As anticipated, the number of requests being made under the Freedom of Information (FOI) and Data Protection Acts (DPA) and the Environmental Information Regulations (EIR) has continued the general upward trend witnessed in previous years. FOI requests have, for the sixth consecutive year, seen another marked increase with an average monthly number of requests received per institution of 8.6 in 2010 compared with 6.2 in 2009 (having started from a base of just 2.8 per institution in 2005).
The number of all requests (FOI, DPA and EIR) in 2010 has shown significant regional differences; on average, institutions based in the North West processed 238 queries, followed by Scotland South and West, with 182 queries, while universities based in Northern Ireland dealt with an average of 55.
The burden of the FOI requests appears not to be in direct correlation to the institutions’ size as measured by student Full Time Equivalent (FTE). The medium-size universities (20k to 25k student FTEs) generally had the highest average number of requests of 161.
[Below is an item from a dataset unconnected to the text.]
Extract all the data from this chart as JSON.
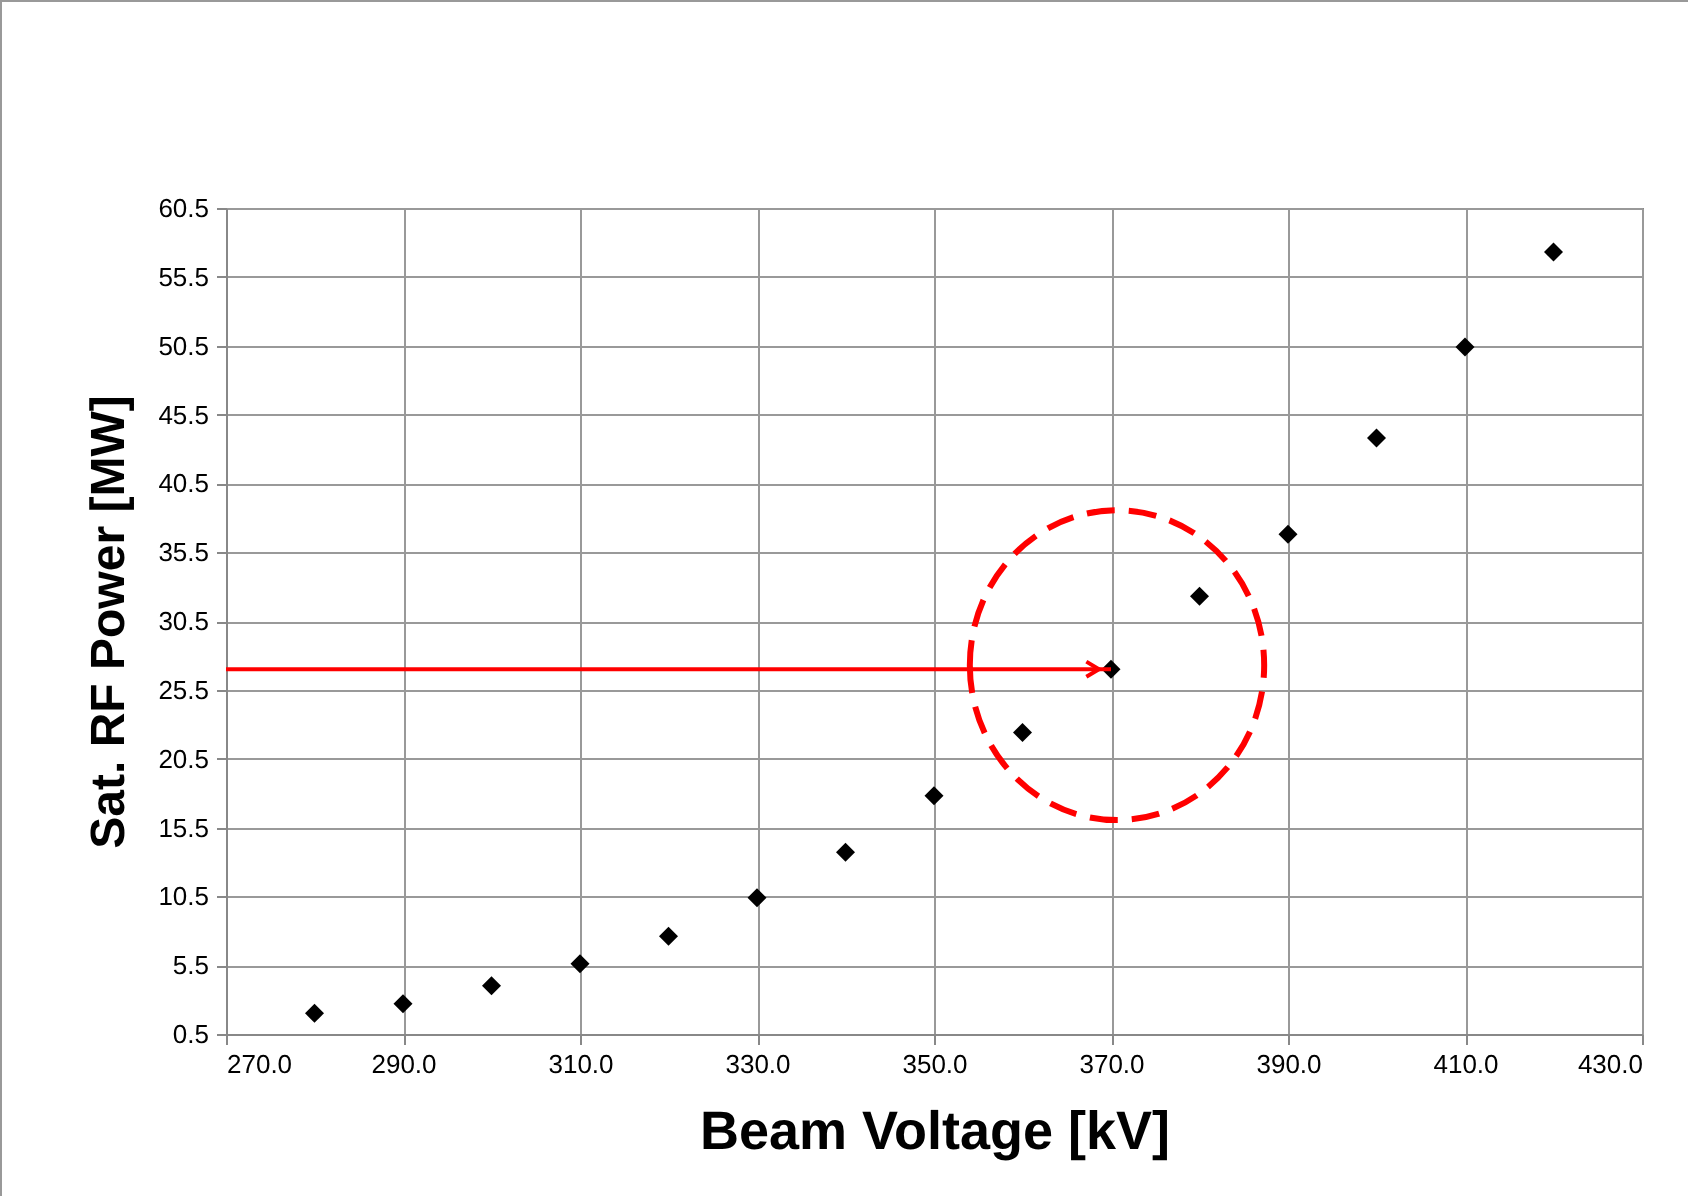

The findings from the survey demonstrate a significant difference in the number of all information requests depending on the type of reporting institution. Those classed as pre-1992 universities, on average, dealt with 133 queries, compared with post-1992 universities with 94 such requests.
The month of April was the busiest in terms of the number of information requests received by the sector in relation to all three information strands with an average of 16.2, compared with the quietest December with 6.5 queries by institution. This pattern hasn’t been consistent from one year to the next, as last year, July attracted the highest average number of queries of 13.2 per institution.
The highest numbers of FOI requests were in relation to ‘HR and staff issues’, which represented 16% of all categories, with ‘Financial Information’ and ‘Management and Administration’ representing 13% each. The numbers suggests public attention may have shifted (at least temporarily) from the student-related issues which dominated last year’s agenda.
Journalists continued to be the most active category of requester submitting 31% of all FOI requests in 2010, followed by ‘Commercial Organisations’ (11%) and ‘Campaigning Groups’ (7%). Given the very nature of EIR it is perhaps unsurprising that the majority of EIR requests were submitted by ‘Campaigning Groups’ which represented 36% of all categories.
Despite the increased demands on the sector in relation to FOI and EIR requests, its reputation for openness and transparency has been maintained with only a slight reduction in the number of requests that were answered in full from 66% in 2009 to 63% in 2010.
In cases of no disclosure or partial disclosure, institutions which participated in the survey reported that most frequently used categories of exemptions were under Section 40 – ‘Personal Information’ representing 25%, followed by Section 21 – ‘Information accessible to the applicant by other means’ – 22% and Section 12 – ‘Exemption where cost of compliance exceeds appropriate limit’ – 21%.
Institutions which recorded time spent actively working on FOI requests, reported that 85% were processed within a day. This contrasted with 50% of institutions which have taken between 15 and 20 days to fully process an average request. These figures compared to 89% and 40% respectively in 2009.
These figures on percentage split of total elapsed time spent on preparing FOI requests suggest that in 2010 institutions were not as effective at answering requests than in previous years. However, it should also be noted that despite the increased burden on the sector in 2010, the total number of FOI and EIR requests not completed within 20 working days represented only 5.4%; a small increase of 0.9% on 2009.
Rather more surprisingly the number of DPA requests not completed within 40 working days has risen from 3.1% in 2009 to 7% in 2010 with no increase in an average number of requests by institution.
The results of the 2010 survey therefore seem to bear out the anecdotal evidence which emerged throughout last year of a significant increase in the number of requests received. With higher education finding itself at the forefront of debates about cuts in public spending and with many of the issues regarding HE funding still as yet unresolved it is likely that this media and public spotlight will remain on institutions into 2011 and beyond. If and how this manifests itself in the number and range of requests received in the future remains to be seen but from the evidence of this year’s figures it seems it would be prudent for institutions to assume that it will and to prepare accordingly.